To avoid that, a2 Milk producers start with a bovine genetic test (it requires a hair sample) to spot A2-specific cows, and then milks those separately, requiring farmers to segregate their herds and do numerous tests to ensure everything remains pure during processing.
It’s a complicated selling point that ultimately requires a leap of faith. “I sometimes say this is . . . a completely natural innovation,” says Waltrip, who notes tactfully that lactose-fearing consumers have their own internal “feedback mechanism” to tell pretty quickly if the beverage works or not. “If I have a milk sensitivity, I’m going to know within an hour or two whether this solved my problem, and I think that’s pretty phenomenal in terms of consumer benefit,” he says. (For the record, Waltrip used to avoid conventional milk because of his own digestive issues, which appear linked to A1 sensitivity. He now happily drinks his own product.)
The a2 Milk Company’s offerings cost about a third more than conventional milk, as much as $ 1.50 more per gallon. Because it has the same nutritional profile as any other milk, though, it solves the alt-milk nutrition issue: The exact product claim is “six times more calcium than soy milk, eight times more protein of almond milk, and six times more potassium than rice milk.” That still doesn’t help consumers who might be uncomfortable with the ecological footprint of dairy operations, but it does help struggling farmers. Waltrip says he pays his ranches a premium to do the work because it’s more intensive.
In supermarket, A2 lives alongside lactose-free options in the specialty milk category; sales in that category have risen 16% year-over-year as of late March. In 2016, the company, which is also available in Australia and China, earned $ 222 million worldwide. In the first half of 2017, overall sales are up 84% year-over-year. They’re now expanding nationally through a network of different retailers including Whole Foods, Sprouts, Safeway, Kroger, Target, Trader Joe’s, and Publix.
Waltrip knows a thing or two about selling seemingly healthful groceries.
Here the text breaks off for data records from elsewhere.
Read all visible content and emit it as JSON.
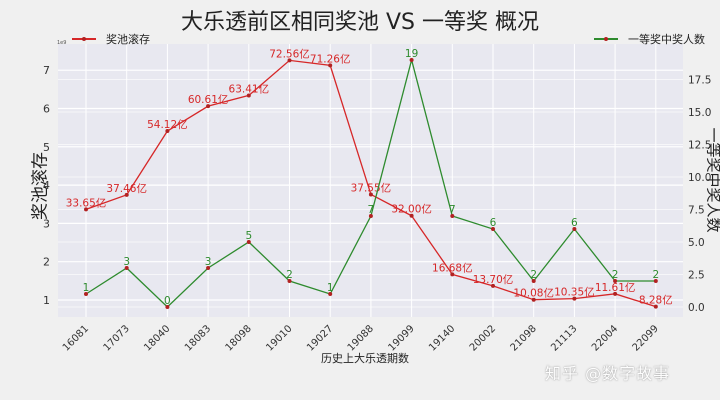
{
  "chart_data": {
    "type": "line",
    "title": "大乐透前区相同奖池 VS 一等奖 概况",
    "xlabel": "历史上大乐透期数",
    "ylabel_left": "奖池滚存",
    "ylabel_right": "一等奖中奖人数",
    "y_left_exponent": "1e9",
    "categories": [
      "16081",
      "17073",
      "18040",
      "18083",
      "18098",
      "19010",
      "19027",
      "19088",
      "19099",
      "19140",
      "20002",
      "21098",
      "21113",
      "22004",
      "22099"
    ],
    "series": [
      {
        "name": "奖池滚存",
        "axis": "left",
        "color": "#d62728",
        "values": [
          3.365,
          3.746,
          5.412,
          6.061,
          6.341,
          7.256,
          7.126,
          3.755,
          3.2,
          1.668,
          1.37,
          1.008,
          1.035,
          1.161,
          0.828
        ],
        "labels": [
          "33.65亿",
          "37.46亿",
          "54.12亿",
          "60.61亿",
          "63.41亿",
          "72.56亿",
          "71.26亿",
          "37.55亿",
          "32.00亿",
          "16.68亿",
          "13.70亿",
          "10.08亿",
          "10.35亿",
          "11.61亿",
          "8.28亿"
        ]
      },
      {
        "name": "一等奖中奖人数",
        "axis": "right",
        "color": "#2e8b2e",
        "values": [
          1,
          3,
          0,
          3,
          5,
          2,
          1,
          7,
          19,
          7,
          6,
          2,
          6,
          2,
          2
        ],
        "labels": [
          "1",
          "3",
          "0",
          "3",
          "5",
          "2",
          "1",
          "7",
          "19",
          "7",
          "6",
          "2",
          "6",
          "2",
          "2"
        ]
      }
    ],
    "y_left_ticks": [
      "1",
      "2",
      "3",
      "4",
      "5",
      "6",
      "7"
    ],
    "y_right_ticks": [
      "0.0",
      "2.5",
      "5.0",
      "7.5",
      "10.0",
      "12.5",
      "15.0",
      "17.5"
    ],
    "ylim_left": [
      0.6,
      7.5
    ],
    "ylim_right": [
      -0.6,
      20
    ],
    "grid": true,
    "legend_position": "top-left / top-right"
  },
  "legend": {
    "left_label": "奖池滚存",
    "right_label": "一等奖中奖人数"
  },
  "watermark": "知乎 @数字故事",
  "colors": {
    "pool_line": "#d62728",
    "winners_line": "#2e8b2e",
    "marker": "#b22222",
    "plot_bg": "#e8e8f0",
    "page_bg": "#f0f0f0",
    "grid": "#ffffff"
  }
}
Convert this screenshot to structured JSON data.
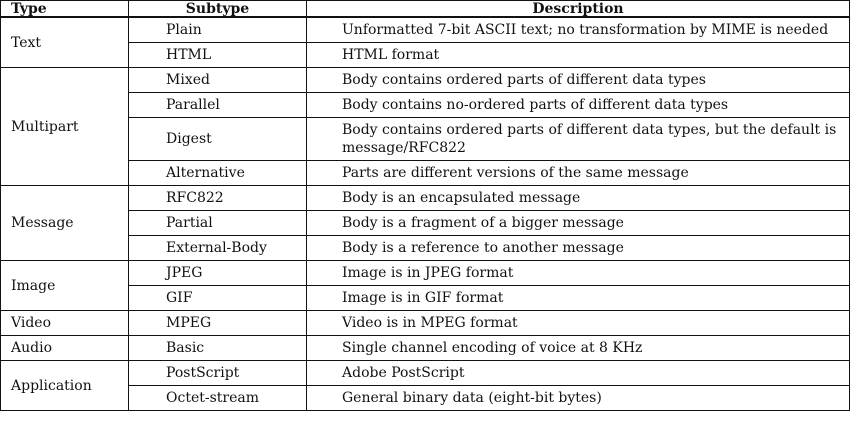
{
  "headers": {
    "type": "Type",
    "subtype": "Subtype",
    "description": "Description"
  },
  "groups": [
    {
      "type": "Text",
      "rows": [
        {
          "subtype": "Plain",
          "description": "Unformatted 7-bit ASCII text; no transformation by MIME is needed"
        },
        {
          "subtype": "HTML",
          "description": "HTML format"
        }
      ]
    },
    {
      "type": "Multipart",
      "rows": [
        {
          "subtype": "Mixed",
          "description": "Body contains ordered parts of different data types"
        },
        {
          "subtype": "Parallel",
          "description": "Body contains no-ordered parts of different data types"
        },
        {
          "subtype": "Digest",
          "description": "Body contains ordered parts of different data types, but the default is message/RFC822"
        },
        {
          "subtype": "Alternative",
          "description": "Parts are different versions of the same message"
        }
      ]
    },
    {
      "type": "Message",
      "rows": [
        {
          "subtype": "RFC822",
          "description": "Body is an encapsulated message"
        },
        {
          "subtype": "Partial",
          "description": "Body is a fragment of a bigger message"
        },
        {
          "subtype": "External-Body",
          "description": "Body is a reference to another message"
        }
      ]
    },
    {
      "type": "Image",
      "rows": [
        {
          "subtype": "JPEG",
          "description": "Image is in JPEG format"
        },
        {
          "subtype": "GIF",
          "description": "Image is in GIF format"
        }
      ]
    },
    {
      "type": "Video",
      "rows": [
        {
          "subtype": "MPEG",
          "description": "Video is in MPEG format"
        }
      ]
    },
    {
      "type": "Audio",
      "rows": [
        {
          "subtype": "Basic",
          "description": "Single channel encoding of voice at 8 KHz"
        }
      ]
    },
    {
      "type": "Application",
      "rows": [
        {
          "subtype": "PostScript",
          "description": "Adobe PostScript"
        },
        {
          "subtype": "Octet-stream",
          "description": "General binary data (eight-bit bytes)"
        }
      ]
    }
  ]
}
He worked previously as the CEO of Ancient Harvest, which delivers quinoa-based foods, and before that as chief marketing officer at Celestial Seasonings tea. He also supports the Dairy Act. “We . . . agree that plant-based alternatives should not be able to use the term ‘milk,’” he writes in an email, noting that “plant-based alternatives do not deliver . . . nutritional benefits in the same way.” (That’s not to say that innovators can’t offer an even more enticing substitute for some people: Pea-based Ripple, for instance, promises similar protein levels and 50% more calcium than standard 2% milk.)
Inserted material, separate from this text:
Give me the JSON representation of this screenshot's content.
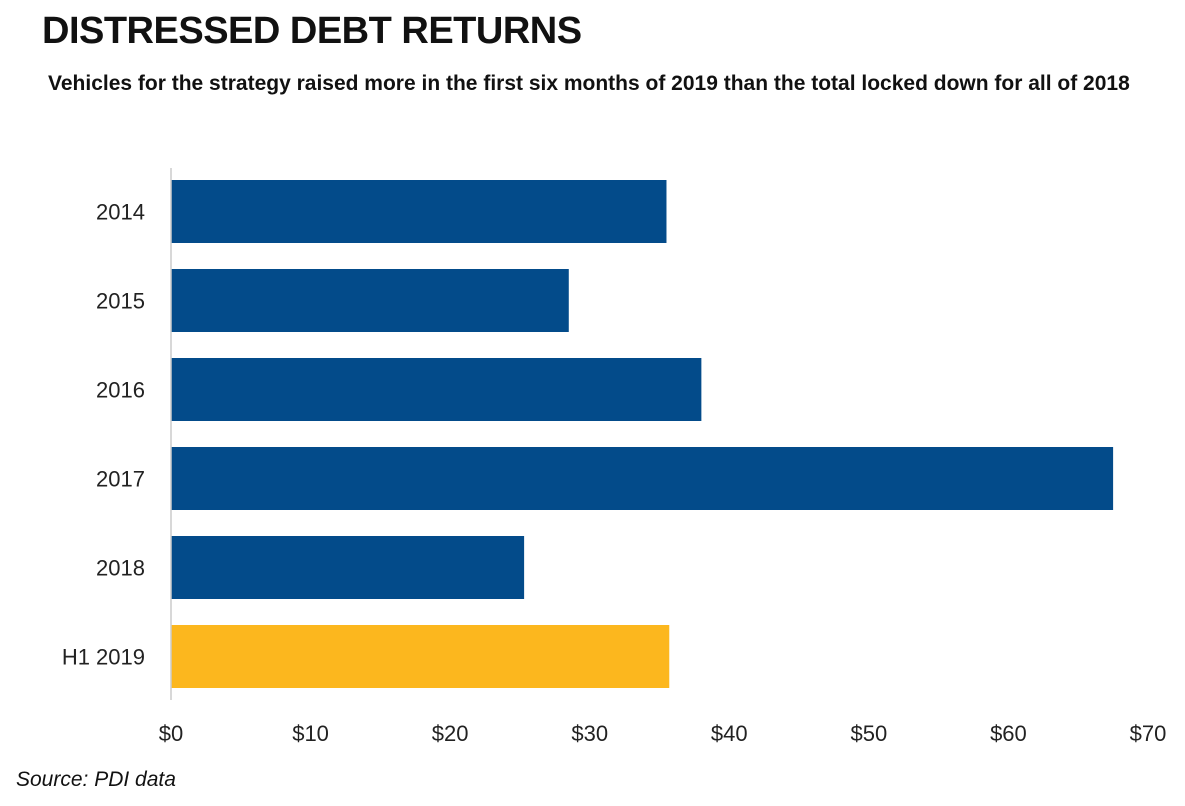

As with all aspiring entrepreneurs, Waltrip sees a2 Milk not just as a milk company but as something much bigger: expanding to capture more of the shopping cart, through lines of yogurt, cheese, cream, and ice cream. Meanwhile, the company already has a line of infant formula that’s doing well overseas. “Look, we started as a milk company and that was our foundation, but what we really are is a dairy nutrition company,” he says.